Daniel Burrows wrote:

[snip]

Having purged and reinstalled mplayer-nogui, aptitude in TUI mode does indeed warn me that doing so could compromise my system. Hurrah! :)

Also, reinstalling packages never needs to show a warning, because you're always installing the same package you already have installed (and which was presumably verified to your satisfaction).

Hm, this is true. But let's assume for a minute that Marillat's repository was broken into today, and an attacker replaced the mplayer_1.0-pre6-sarge0.1_i386.deb that was already there, with with a rebuilt one containing some evil code.


Now, I installed mplayer-nogui a few weeks ago, when I was able to verify the repository contents. But today when I asked aptitude to reinstall the package today, no warning was given--even though the .deb it subsequently installed could not be verified.

Of course it's possible that aptitude does some checking that the deb it downloaded has the the same contents as the one that was installed a few weeks ago--if this is so then there is no bug. :)

One thing I don't know is what will happen if a repository that was previously secure loses its signature -- I believe that when this happened to the Debian archive, I got a warning dialog about everything that I was trying to upgrade, but I may be misremembering now. It would be (colloquially) a serious bug if that was treated as an upgrade from insecure versions to insecure versions.

I believe this is what has happened to me, except that I was reinstalling the same package rather than updating.


In other words: what happens when you try to upgrade from the package versions installed from the secure version of Christian's archive to *different* versions installed from the insecure version?

Now that I have installed the package anyway, I can't test this behaviour the next time a package in Christian's repository is updated. :(


But from what you said above, it sounds like Aptitude does the right thing.

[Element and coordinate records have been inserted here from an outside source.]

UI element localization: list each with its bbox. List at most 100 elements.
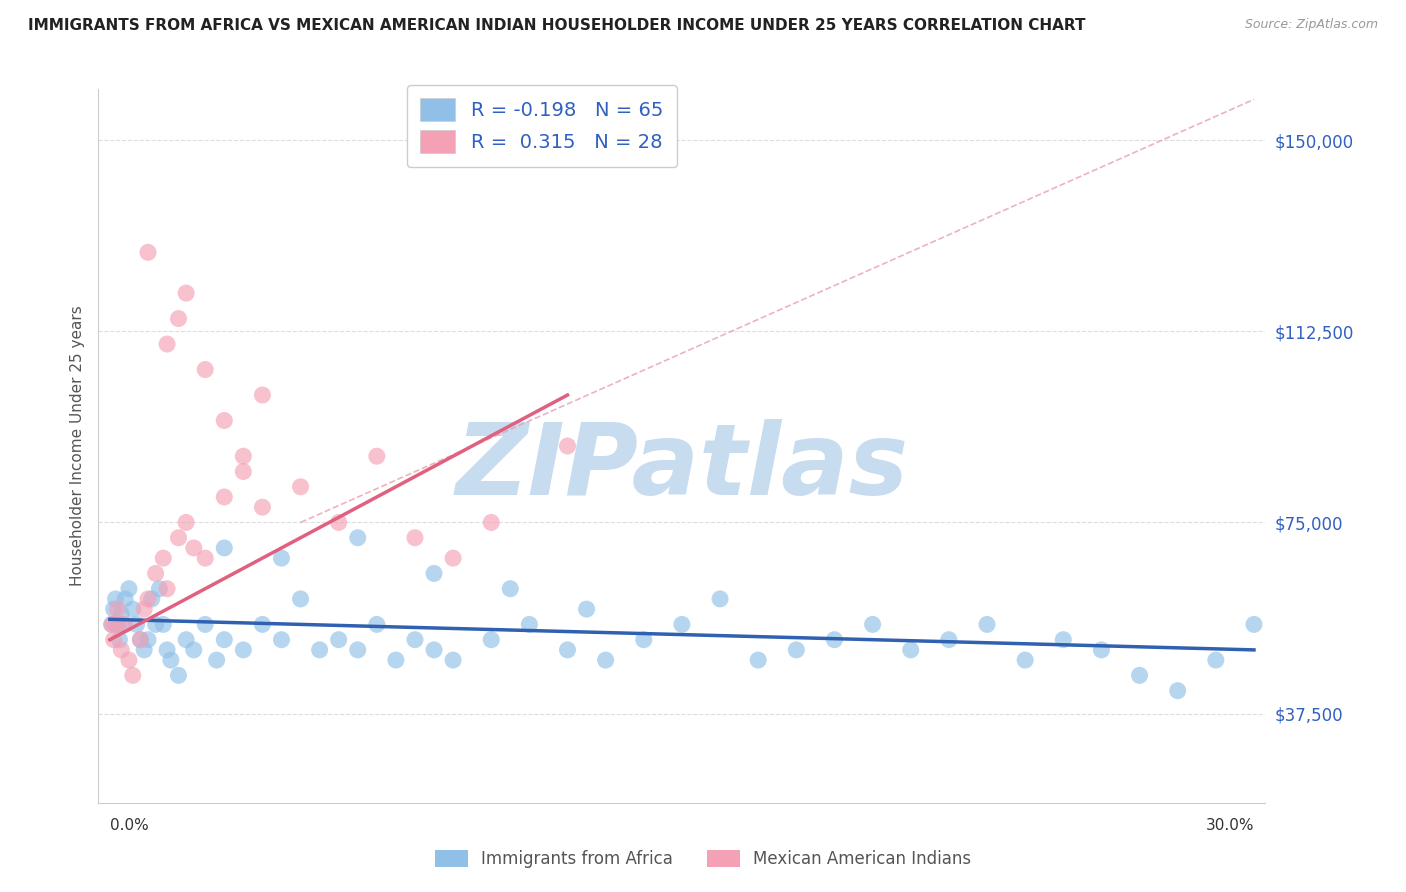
Point (121, 668, 143, 682)
Point (152, 617, 174, 632)
Point (252, 388, 274, 402)
Point (118, 582, 141, 596)
Point (160, 653, 183, 667)
Point (108, 632, 131, 647)
Point (110, 607, 132, 622)
Point (107, 617, 129, 632)
Point (194, 551, 217, 566)
Point (174, 286, 197, 301)
Point (148, 582, 170, 596)
Point (174, 632, 197, 647)
Point (112, 617, 135, 632)
Point (1205, 653, 1227, 667)
Point (1090, 643, 1112, 657)
Point (100, 617, 122, 632)
Point (104, 591, 127, 606)
Point (134, 643, 156, 657)
Point (270, 632, 292, 647)
Point (328, 516, 350, 530)
Point (107, 602, 129, 616)
Point (499, 582, 522, 596)
Point (214, 541, 236, 555)
Point (100, 617, 122, 632)
Point (252, 617, 274, 632)
Point (346, 643, 368, 657)
Point (1014, 653, 1036, 667)
Point (194, 362, 217, 376)
Point (1167, 683, 1189, 698)
Point (214, 413, 236, 427)
Point (747, 653, 769, 667)
Point (194, 617, 217, 632)
Point (103, 632, 125, 647)
Point (125, 617, 148, 632)
Point (479, 632, 502, 647)
Point (862, 617, 884, 632)
Point (557, 439, 579, 453)
Point (232, 449, 254, 463)
Point (385, 653, 408, 667)
Point (404, 531, 426, 545)
Point (575, 602, 598, 616)
Point (167, 531, 190, 545)
Point (423, 566, 446, 581)
Point (366, 449, 388, 463)
Legend: Immigrants from Africa, Mexican American Indians: Immigrants from Africa, Mexican American… (427, 843, 979, 875)
Point (900, 643, 922, 657)
Point (1128, 668, 1150, 682)
Point (214, 490, 236, 504)
Point (671, 617, 693, 632)
Text: ZIPatlas: ZIPatlas (456, 419, 908, 516)
Point (1052, 632, 1074, 647)
Point (232, 465, 254, 479)
Point (134, 602, 156, 616)
Point (404, 632, 426, 647)
Point (141, 591, 163, 606)
Point (145, 566, 167, 581)
Point (156, 337, 179, 351)
Point (174, 516, 197, 530)
Point (121, 602, 143, 616)
Point (167, 668, 190, 682)
Point (976, 617, 998, 632)
Point (114, 617, 136, 632)
Point (232, 643, 254, 657)
Point (270, 551, 292, 566)
Point (252, 500, 274, 515)
Text: Source: ZipAtlas.com: Source: ZipAtlas.com (1244, 18, 1378, 31)
Point (136, 591, 159, 606)
Point (205, 653, 228, 667)
Legend: R = -0.198   N = 65, R =  0.315   N = 28: R = -0.198 N = 65, R = 0.315 N = 28 (406, 85, 676, 167)
Point (823, 632, 845, 647)
Point (308, 643, 330, 657)
Point (152, 551, 174, 566)
Point (709, 591, 731, 606)
Point (183, 643, 205, 657)
Point (104, 617, 127, 632)
Text: 30.0%: 30.0% (1205, 818, 1254, 833)
Point (1243, 617, 1265, 632)
Point (103, 602, 125, 616)
Point (346, 531, 368, 545)
Point (479, 516, 502, 530)
Point (519, 617, 541, 632)
Point (441, 653, 464, 667)
Point (136, 245, 159, 260)
Point (136, 632, 159, 647)
Point (938, 632, 960, 647)
Point (129, 632, 152, 647)
Point (114, 591, 136, 606)
Text: IMMIGRANTS FROM AFRICA VS MEXICAN AMERICAN INDIAN HOUSEHOLDER INCOME UNDER 25 YE: IMMIGRANTS FROM AFRICA VS MEXICAN AMERIC… (28, 18, 1085, 33)
Point (785, 643, 807, 657)
Point (366, 617, 388, 632)
Point (118, 653, 141, 667)
Point (441, 551, 464, 566)
Point (633, 632, 655, 647)
Point (328, 632, 350, 647)
Point (145, 617, 167, 632)
Y-axis label: Householder Income Under 25 years: Householder Income Under 25 years (69, 306, 84, 586)
Text: 0.0%: 0.0% (110, 818, 149, 833)
Point (290, 480, 312, 494)
Point (129, 632, 152, 647)
Point (167, 311, 190, 326)
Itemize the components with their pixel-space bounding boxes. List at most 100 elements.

I have a further question: what happens if I installed a package from an unverified repository, that some time later became signed by its maintainer, and then I upgraded a package that resulted in a verified version being installed, and then later _again_, the repository signature went away? Actually, I suppose it wouldn't matter because 1) I'm unlikely to have the signing key randomly imported into apt-key, and 2) I asked for the package to be installed when it was not verifiable in the first place.